For developers, this abstraction is invaluable. It removes the need to write custom email handling code for each new assistant integration, reduces security risks by centralizing credential storage, and guarantees consistent behavior across different AI platforms. The server’s minimal footprint—just a single Python package on PyPI—means it can be dropped into existing MCP‑based workflows with negligible overhead. Moreover, the ability to run it as a Docker image allows deployment in isolated environments or CI pipelines where direct credential exposure must be avoided.

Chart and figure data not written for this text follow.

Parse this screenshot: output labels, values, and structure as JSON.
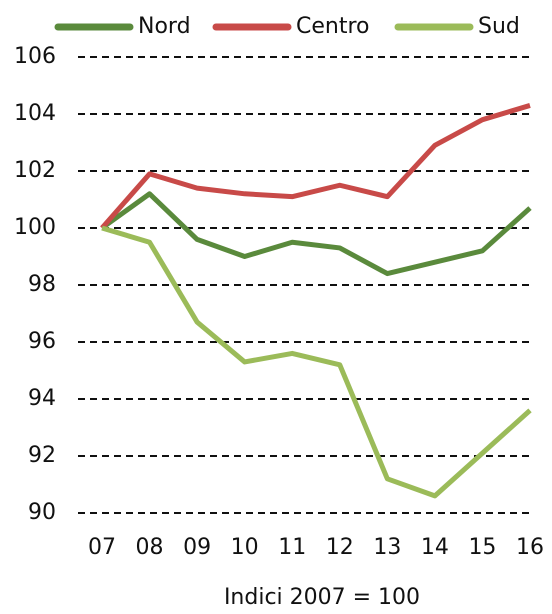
{
  "chart_data": {
    "type": "line",
    "x_label": "Indici 2007 = 100",
    "categories": [
      "07",
      "08",
      "09",
      "10",
      "11",
      "12",
      "13",
      "14",
      "15",
      "16"
    ],
    "series": [
      {
        "name": "Nord",
        "color": "#5a8a3c",
        "values": [
          100,
          101.2,
          99.6,
          99.0,
          99.5,
          99.3,
          98.4,
          98.8,
          99.2,
          100.7
        ]
      },
      {
        "name": "Centro",
        "color": "#c84a48",
        "values": [
          100,
          101.9,
          101.4,
          101.2,
          101.1,
          101.5,
          101.1,
          102.9,
          103.8,
          104.3
        ]
      },
      {
        "name": "Sud",
        "color": "#9bbb59",
        "values": [
          100,
          99.5,
          96.7,
          95.3,
          95.6,
          95.2,
          91.2,
          90.6,
          92.1,
          93.6
        ]
      }
    ],
    "ylim": [
      90,
      106
    ],
    "yticks": [
      90,
      92,
      94,
      96,
      98,
      100,
      102,
      104,
      106
    ],
    "grid": true,
    "legend": "top"
  }
}
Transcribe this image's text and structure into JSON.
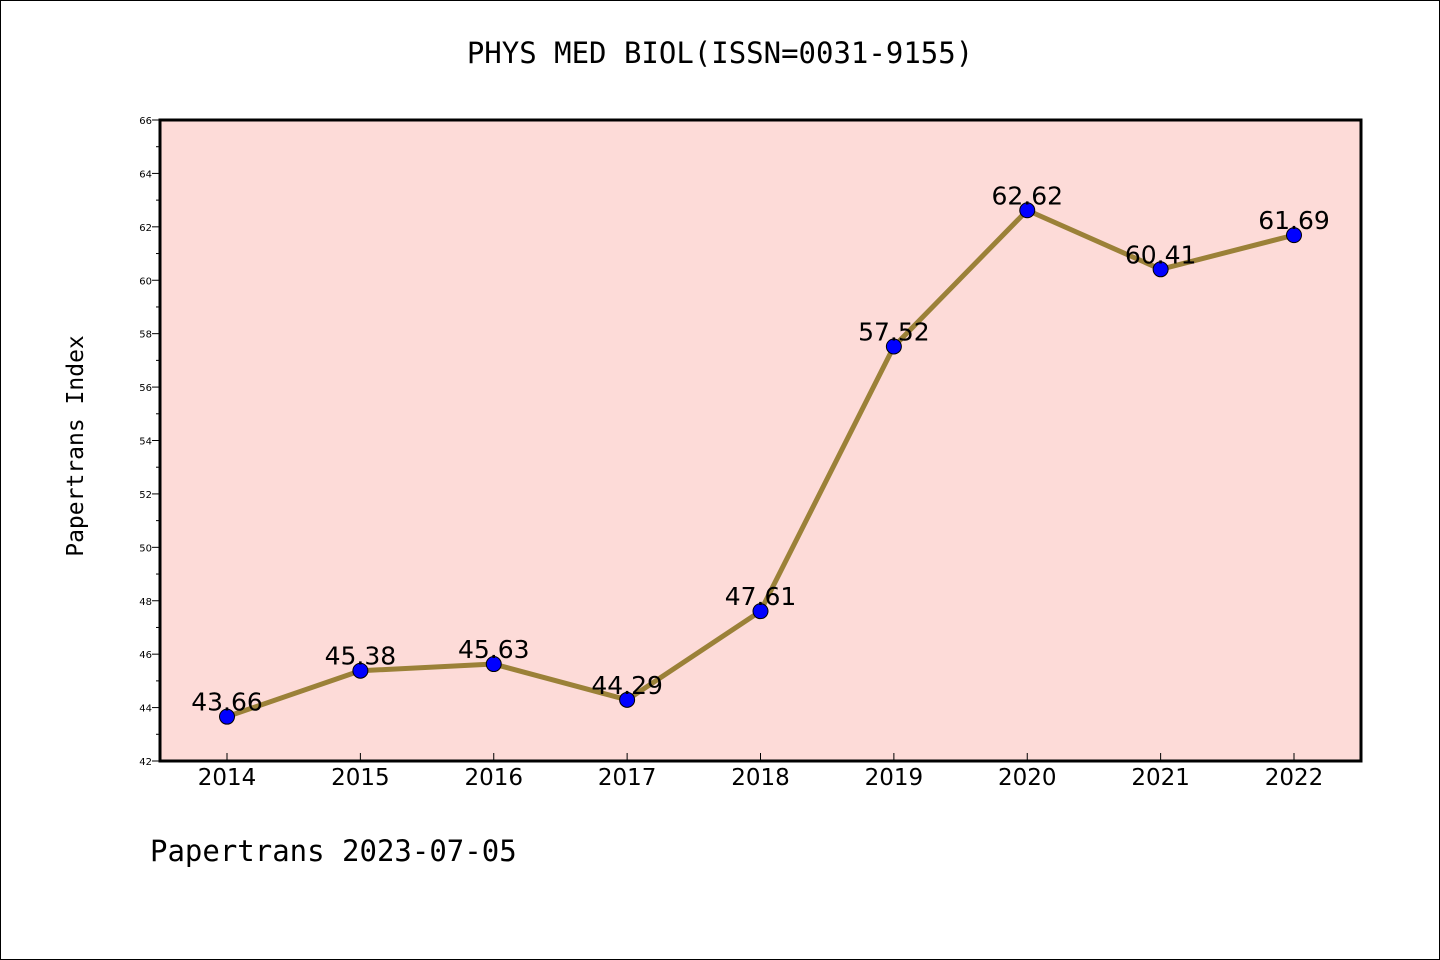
{
  "chart_data": {
    "type": "line",
    "title": "PHYS MED BIOL(ISSN=0031-9155)",
    "xlabel": "",
    "ylabel": "Papertrans Index",
    "categories": [
      "2014",
      "2015",
      "2016",
      "2017",
      "2018",
      "2019",
      "2020",
      "2021",
      "2022"
    ],
    "values": [
      43.66,
      45.38,
      45.63,
      44.29,
      47.61,
      57.52,
      62.62,
      60.41,
      61.69
    ],
    "data_labels": [
      "43.66",
      "45.38",
      "45.63",
      "44.29",
      "47.61",
      "57.52",
      "62.62",
      "60.41",
      "61.69"
    ],
    "ylim": [
      42,
      66
    ],
    "yticks": [
      42,
      44,
      46,
      48,
      50,
      52,
      54,
      56,
      58,
      60,
      62,
      64,
      66
    ],
    "ytick_labels": [
      "42",
      "44",
      "46",
      "48",
      "50",
      "52",
      "54",
      "56",
      "58",
      "60",
      "62",
      "64",
      "66"
    ],
    "grid": false,
    "colors": {
      "plot_background": "#fddbd8",
      "line": "#9b8138",
      "marker": "#0000ff"
    }
  },
  "footer": "Papertrans 2023-07-05"
}
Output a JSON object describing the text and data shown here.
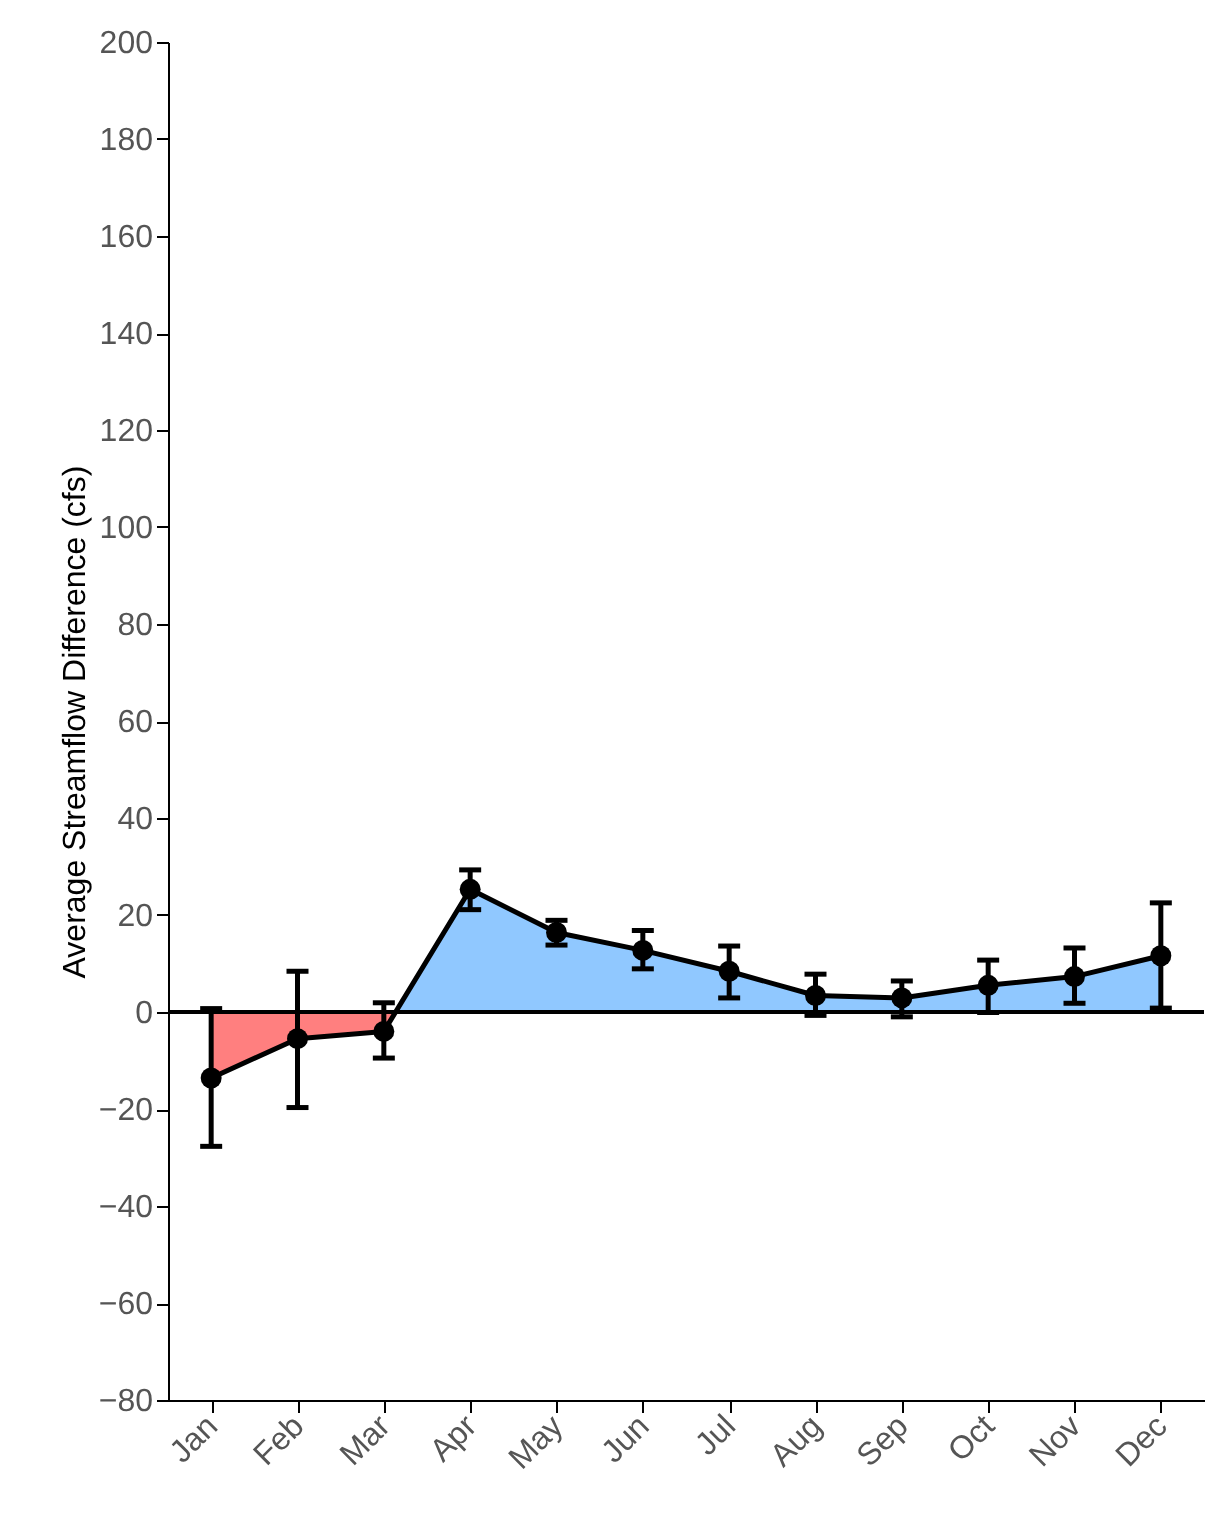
{
  "chart_data": {
    "type": "area",
    "ylabel": "Average Streamflow Difference (cfs)",
    "categories": [
      "Jan",
      "Feb",
      "Mar",
      "Apr",
      "May",
      "Jun",
      "Jul",
      "Aug",
      "Sep",
      "Oct",
      "Nov",
      "Dec"
    ],
    "series": [
      {
        "color": "#000000",
        "colors": [
          "#ff7f7f",
          "#ff7f7f",
          "#ff7f7f",
          "#90c8ff",
          "#90c8ff",
          "#90c8ff",
          "#90c8ff",
          "#90c8ff",
          "#90c8ff",
          "#90c8ff",
          "#90c8ff",
          "#90c8ff"
        ],
        "values": [
          -13.6,
          -5.5,
          -4.0,
          25.3,
          16.4,
          12.7,
          8.4,
          3.4,
          2.9,
          5.5,
          7.3,
          11.6
        ],
        "errors": [
          [
            -27.7,
            0.7
          ],
          [
            -19.7,
            8.4
          ],
          [
            -9.5,
            1.9
          ],
          [
            21.1,
            29.3
          ],
          [
            13.8,
            18.9
          ],
          [
            8.9,
            16.8
          ],
          [
            2.9,
            13.6
          ],
          [
            -0.7,
            7.8
          ],
          [
            -1.0,
            6.4
          ],
          [
            -0.1,
            10.7
          ],
          [
            1.8,
            13.2
          ],
          [
            0.8,
            22.5
          ]
        ]
      }
    ],
    "ylim": [
      -80,
      200
    ],
    "yticks": [
      {
        "value": -80,
        "label": "−80"
      },
      {
        "value": -60,
        "label": "−60"
      },
      {
        "value": -40,
        "label": "−40"
      },
      {
        "value": -20,
        "label": "−20"
      },
      0,
      20,
      40,
      60,
      80,
      100,
      120,
      140,
      160,
      180,
      200
    ],
    "ref_lines": [
      {
        "axis": "y",
        "value": 0,
        "color": "#000000"
      }
    ],
    "grid": false,
    "marker": "circle",
    "line_style": "solid"
  }
}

Typical use cases include:

  • Automated email triage – an assistant can sort incoming messages, flag important ones, and summarize them for the user.
  • Meeting scheduling – by parsing calendar invites received via email, the assistant can propose new slots and send confirmation emails.
  • Support ticketing – customer queries sent to a dedicated mailbox can be parsed, logged, and responded to automatically.
  • Newsletter generation – the assistant can draft newsletters from template data, attach PDFs, and send them through the server.

Because MCP servers communicate via a simple JSON‑over‑STDIO protocol, integrating the email server into any existing AI workflow is straightforward: configure the client to launch , then invoke its tools using standard MCP tool calls. The server’s design also makes it easy to extend—developers can add custom commands (e.g., search by label, delete spam) without modifying the core assistant code. This plug‑and‑play capability is a standout advantage, allowing rapid iteration and feature addition in production environments.